Hardy's skink (Oligosoma hardyi) is a species of skink, a lizard in the family Scincidae. The species is endemic to the Poor Knights Islands of New Zealand.

==Etymology==
The specific name, hardyi, is in honor of Kiwi herpetologist Graham S. Hardy.

==Geographic range==
In the Poor Knights Islands, O. hardyi occurs on Tawhiti Rahi Island, Aorangi Island, Aorangaia Island, Archway Island, and two rock stacks (Stack “B”, Stack “C”).

==Taxonomy==
Oligosoma hardyi closely resembles the copper skink, Cyclodina aenea, and was considered to be a member of this species until recently when it was described as a new species using morphological, allozyme and DNA methods (Chapple et al. 2008).
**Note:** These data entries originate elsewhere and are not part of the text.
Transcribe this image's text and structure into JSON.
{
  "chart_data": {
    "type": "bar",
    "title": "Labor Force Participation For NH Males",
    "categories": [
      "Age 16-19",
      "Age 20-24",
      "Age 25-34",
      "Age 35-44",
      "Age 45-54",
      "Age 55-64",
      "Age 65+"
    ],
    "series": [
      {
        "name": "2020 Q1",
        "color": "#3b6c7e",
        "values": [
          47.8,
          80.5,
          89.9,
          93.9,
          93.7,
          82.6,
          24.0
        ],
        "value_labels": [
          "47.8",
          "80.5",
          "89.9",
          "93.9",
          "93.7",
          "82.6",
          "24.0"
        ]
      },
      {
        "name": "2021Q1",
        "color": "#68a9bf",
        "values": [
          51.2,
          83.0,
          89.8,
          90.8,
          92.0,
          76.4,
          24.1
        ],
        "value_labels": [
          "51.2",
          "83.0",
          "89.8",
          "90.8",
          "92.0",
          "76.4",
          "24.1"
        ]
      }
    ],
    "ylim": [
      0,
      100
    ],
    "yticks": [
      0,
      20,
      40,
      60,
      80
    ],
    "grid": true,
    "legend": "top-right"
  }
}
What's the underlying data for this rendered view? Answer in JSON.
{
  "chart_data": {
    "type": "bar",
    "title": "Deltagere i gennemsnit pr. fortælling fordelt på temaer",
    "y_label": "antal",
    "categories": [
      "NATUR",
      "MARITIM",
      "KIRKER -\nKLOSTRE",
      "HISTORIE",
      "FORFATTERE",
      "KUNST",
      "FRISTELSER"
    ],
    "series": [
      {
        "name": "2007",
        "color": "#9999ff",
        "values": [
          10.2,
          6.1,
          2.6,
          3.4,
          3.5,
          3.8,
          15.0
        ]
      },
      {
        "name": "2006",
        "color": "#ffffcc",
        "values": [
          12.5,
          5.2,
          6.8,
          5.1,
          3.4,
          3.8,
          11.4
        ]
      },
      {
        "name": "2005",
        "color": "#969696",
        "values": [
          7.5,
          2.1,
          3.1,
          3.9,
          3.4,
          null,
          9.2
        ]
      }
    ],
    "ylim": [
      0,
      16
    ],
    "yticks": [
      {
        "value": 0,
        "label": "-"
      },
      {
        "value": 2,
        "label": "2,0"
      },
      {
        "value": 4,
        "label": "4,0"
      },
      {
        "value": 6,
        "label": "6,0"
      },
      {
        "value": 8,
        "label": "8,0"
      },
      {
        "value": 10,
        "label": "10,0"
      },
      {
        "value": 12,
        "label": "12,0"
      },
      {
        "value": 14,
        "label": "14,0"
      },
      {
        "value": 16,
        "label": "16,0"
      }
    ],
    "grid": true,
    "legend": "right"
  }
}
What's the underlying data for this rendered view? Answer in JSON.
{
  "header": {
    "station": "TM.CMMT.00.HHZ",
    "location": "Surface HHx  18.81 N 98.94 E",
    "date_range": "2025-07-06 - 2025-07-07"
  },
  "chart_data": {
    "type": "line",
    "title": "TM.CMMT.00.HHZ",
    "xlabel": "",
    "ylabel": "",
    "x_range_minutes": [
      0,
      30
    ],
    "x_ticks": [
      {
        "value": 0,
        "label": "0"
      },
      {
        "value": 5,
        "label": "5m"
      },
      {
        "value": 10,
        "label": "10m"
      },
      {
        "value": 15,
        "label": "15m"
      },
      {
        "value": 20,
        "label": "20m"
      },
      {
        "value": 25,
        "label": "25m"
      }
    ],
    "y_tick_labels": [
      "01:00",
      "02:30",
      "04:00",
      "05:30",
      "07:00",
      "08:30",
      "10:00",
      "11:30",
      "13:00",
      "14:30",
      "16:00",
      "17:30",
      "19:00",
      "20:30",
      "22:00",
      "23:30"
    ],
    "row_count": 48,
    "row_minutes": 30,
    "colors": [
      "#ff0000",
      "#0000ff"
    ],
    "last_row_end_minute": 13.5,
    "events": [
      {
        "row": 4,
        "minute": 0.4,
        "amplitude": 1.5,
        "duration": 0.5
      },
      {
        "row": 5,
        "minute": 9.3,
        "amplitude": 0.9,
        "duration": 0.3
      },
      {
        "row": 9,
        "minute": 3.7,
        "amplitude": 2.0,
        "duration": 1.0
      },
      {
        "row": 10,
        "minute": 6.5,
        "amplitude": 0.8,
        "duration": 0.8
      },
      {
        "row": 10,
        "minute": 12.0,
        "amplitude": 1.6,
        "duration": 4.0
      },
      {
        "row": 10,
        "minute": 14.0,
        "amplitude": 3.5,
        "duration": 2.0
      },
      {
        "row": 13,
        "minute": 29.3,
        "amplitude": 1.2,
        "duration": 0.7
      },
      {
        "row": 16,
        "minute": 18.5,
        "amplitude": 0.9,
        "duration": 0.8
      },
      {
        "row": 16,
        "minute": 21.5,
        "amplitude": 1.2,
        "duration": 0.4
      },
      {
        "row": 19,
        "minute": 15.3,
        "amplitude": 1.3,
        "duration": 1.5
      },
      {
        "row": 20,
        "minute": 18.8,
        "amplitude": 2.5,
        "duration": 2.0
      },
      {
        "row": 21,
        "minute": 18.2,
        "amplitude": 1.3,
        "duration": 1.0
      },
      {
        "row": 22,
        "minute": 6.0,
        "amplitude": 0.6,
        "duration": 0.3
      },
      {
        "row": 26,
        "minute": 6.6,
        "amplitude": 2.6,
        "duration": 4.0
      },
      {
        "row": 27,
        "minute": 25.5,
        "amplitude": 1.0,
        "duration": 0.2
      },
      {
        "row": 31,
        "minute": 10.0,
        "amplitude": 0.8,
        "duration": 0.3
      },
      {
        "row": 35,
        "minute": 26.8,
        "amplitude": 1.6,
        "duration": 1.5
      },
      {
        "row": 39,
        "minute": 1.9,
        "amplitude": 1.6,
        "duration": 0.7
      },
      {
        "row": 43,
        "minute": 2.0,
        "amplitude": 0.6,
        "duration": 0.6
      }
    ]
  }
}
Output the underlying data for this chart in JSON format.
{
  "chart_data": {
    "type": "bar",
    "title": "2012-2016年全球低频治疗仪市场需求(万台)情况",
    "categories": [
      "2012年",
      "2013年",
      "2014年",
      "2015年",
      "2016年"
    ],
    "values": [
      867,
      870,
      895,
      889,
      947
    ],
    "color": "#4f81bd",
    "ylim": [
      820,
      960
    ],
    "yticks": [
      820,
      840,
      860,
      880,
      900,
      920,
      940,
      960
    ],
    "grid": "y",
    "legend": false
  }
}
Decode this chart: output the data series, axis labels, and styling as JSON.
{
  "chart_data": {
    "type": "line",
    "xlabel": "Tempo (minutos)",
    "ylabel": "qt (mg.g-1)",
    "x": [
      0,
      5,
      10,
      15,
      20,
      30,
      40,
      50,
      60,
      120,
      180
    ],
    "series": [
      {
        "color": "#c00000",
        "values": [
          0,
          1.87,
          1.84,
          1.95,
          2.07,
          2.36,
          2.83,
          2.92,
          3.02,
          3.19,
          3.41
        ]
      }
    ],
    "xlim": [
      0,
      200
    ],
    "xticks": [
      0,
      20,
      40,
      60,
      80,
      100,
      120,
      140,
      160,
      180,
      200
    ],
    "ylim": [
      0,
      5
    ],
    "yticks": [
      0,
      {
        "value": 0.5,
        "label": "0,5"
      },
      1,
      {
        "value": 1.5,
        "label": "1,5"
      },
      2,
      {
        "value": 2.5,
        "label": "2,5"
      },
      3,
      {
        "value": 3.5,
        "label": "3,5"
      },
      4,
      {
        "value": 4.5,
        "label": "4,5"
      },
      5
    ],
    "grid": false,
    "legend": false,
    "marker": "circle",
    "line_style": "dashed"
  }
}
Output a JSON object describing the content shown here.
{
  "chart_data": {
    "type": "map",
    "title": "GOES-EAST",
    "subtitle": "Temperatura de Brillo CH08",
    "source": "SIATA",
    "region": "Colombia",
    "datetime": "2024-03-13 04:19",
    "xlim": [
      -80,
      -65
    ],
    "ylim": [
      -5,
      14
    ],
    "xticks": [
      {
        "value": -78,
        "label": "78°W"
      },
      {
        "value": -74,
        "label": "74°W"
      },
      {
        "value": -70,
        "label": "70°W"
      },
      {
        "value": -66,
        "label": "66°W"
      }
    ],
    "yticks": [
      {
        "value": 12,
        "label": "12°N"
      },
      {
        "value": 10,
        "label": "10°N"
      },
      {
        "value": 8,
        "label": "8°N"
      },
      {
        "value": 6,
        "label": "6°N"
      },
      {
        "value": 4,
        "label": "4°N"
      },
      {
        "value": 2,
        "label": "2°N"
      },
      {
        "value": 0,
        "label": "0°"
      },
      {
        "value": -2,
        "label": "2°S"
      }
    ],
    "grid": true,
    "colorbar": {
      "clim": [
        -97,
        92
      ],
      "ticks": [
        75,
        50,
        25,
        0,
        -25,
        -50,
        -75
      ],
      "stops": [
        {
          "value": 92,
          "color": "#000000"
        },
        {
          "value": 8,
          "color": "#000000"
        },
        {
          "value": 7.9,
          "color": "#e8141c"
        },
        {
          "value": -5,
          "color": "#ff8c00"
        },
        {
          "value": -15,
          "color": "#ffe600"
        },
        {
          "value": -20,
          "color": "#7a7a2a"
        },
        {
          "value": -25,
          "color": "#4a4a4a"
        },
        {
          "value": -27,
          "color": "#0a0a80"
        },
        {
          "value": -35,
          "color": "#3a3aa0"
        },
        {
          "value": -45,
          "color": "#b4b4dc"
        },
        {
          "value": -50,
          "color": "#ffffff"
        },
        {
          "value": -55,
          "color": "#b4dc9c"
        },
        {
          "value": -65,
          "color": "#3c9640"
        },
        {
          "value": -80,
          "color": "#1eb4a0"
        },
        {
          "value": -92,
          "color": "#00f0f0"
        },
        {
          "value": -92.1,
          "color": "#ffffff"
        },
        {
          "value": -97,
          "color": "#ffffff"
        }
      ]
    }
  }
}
More recently, the genus Cyclodina was merged with the genus Oligosoma (Chapple et al. 2009), resulting in a new combination for this species, Oligosoma hardyi.

==Habitat and behaviour==
Oligosoma hardyi is most commonly found in areas where there is ground cover near flax and scrub habitat. It is crepuscular, seeking refuge during the day under stones or thick vegetation.

==Description==
Oligosoma hardyi can be distinguished from all other Oligosoma species, including the other members of the O. aeneum species complex, by having suboculars three and four separated by the fifth supralabial under the eye. In addition, the midbody scale count is greater than that of the slight skink (Oligosoma levidensum) from the Te Paki region.

Oligosoma hardyi may attain a snout-to-vent length (SVL) of 5.5 cm.

==Diet==
Oligosoma hardyi preys upon invertebrates.

==Reproduction==
Oligosoma hardyi has been described as being viviparous and as being ovoviviparous.